Some designers, when basing a collection on a foreign culture, would spend months totally immersing themselves in it, but that’s just not the Tom Ford way. Many of the pieces in his show seemed to come from the folk art of a distant race, one with unlimited access to sequins and nappa leather. “Cross-cultural multi-ethnic” was how Ford disingenuously termed it, and it’s this playfulness, where others would be deadly serious, is why we love him. That, and the fact that his designs are so instantly desirable, even if we don’t quite have the lifestyle for them. There were a few classic Ford flourishes—a lot of velvet and buttery suede—but apart from that, it was pure global fantasy. A bit of crystal-encrusted chinoiserie here, a bit of quasi-Native American weaving there. Ford knows that he’s a craftsman, not an artist—or for that matter, an anthropologist—and is all the more honest because of that.
JW Anderson has always been a subtle contrarian. As his menswear gets more frivolous and fetishistic, his women’s grows more serious. And in a season of sex, punk, and acid brights, Anderson—until now a designer deeply committed to his themes of celtic mythology, English eccentricity and unstable aristos—has gone all minimal.
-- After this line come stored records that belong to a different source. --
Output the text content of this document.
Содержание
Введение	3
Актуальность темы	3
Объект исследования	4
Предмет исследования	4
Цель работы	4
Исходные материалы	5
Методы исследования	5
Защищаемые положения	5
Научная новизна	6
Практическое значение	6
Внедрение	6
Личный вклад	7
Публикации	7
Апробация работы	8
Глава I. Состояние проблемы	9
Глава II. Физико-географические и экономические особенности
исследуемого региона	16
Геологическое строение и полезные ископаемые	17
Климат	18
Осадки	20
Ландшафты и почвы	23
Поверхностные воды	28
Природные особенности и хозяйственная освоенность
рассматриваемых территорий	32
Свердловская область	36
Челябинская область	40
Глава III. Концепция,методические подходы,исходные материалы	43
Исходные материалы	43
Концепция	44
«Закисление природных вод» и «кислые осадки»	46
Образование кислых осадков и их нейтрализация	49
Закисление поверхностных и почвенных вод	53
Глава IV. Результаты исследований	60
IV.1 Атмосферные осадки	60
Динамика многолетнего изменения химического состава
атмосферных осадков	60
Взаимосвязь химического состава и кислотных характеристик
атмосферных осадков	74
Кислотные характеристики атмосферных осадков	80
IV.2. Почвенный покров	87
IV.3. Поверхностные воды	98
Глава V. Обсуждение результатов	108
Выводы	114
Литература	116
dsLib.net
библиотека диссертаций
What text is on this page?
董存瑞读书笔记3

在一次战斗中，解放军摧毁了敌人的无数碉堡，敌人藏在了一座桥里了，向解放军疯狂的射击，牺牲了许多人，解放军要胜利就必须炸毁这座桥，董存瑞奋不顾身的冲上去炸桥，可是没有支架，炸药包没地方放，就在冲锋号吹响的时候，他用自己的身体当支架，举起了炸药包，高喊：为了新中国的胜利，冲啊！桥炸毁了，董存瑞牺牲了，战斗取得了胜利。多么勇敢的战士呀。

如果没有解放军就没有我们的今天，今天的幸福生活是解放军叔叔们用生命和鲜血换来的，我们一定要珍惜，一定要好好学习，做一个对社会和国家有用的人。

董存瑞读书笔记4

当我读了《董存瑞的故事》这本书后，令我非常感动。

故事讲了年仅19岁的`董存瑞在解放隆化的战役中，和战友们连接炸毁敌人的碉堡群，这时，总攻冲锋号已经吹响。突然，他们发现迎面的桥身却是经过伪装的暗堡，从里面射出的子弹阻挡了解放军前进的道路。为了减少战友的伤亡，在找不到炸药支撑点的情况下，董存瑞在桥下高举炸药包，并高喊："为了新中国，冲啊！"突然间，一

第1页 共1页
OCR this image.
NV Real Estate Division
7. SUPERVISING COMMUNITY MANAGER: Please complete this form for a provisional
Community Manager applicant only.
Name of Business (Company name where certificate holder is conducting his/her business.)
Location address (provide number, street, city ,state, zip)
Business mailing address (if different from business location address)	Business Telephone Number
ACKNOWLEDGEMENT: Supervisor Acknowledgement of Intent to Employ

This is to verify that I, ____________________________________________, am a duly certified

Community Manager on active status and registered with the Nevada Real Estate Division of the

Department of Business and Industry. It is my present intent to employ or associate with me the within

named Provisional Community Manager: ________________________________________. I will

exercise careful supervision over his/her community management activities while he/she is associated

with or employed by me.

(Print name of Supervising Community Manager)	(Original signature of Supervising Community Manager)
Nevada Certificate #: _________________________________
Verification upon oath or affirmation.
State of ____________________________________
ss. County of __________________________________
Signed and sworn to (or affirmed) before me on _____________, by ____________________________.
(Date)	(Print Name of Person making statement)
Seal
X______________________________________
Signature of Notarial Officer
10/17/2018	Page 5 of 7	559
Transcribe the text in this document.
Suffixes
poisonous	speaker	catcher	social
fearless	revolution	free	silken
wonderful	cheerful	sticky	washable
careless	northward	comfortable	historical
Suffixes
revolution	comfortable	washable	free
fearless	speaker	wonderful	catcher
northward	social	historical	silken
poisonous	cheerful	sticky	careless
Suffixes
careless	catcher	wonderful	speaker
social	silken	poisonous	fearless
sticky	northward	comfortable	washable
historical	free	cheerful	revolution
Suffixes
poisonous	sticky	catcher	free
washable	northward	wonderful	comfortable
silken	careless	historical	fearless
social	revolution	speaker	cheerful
It’s safe to say few were expecting this. It was a brave move, and, while not as instantly loveable as some of his previous offerings, marked him as a designer unafraid to plow his own furrow. Here were monastic shapes, leavened by masterly flourishes of pleating and cutting, androgynous styling and plasticky fabrics in black, white and mustard. But then, going against the grain is what London’s all about.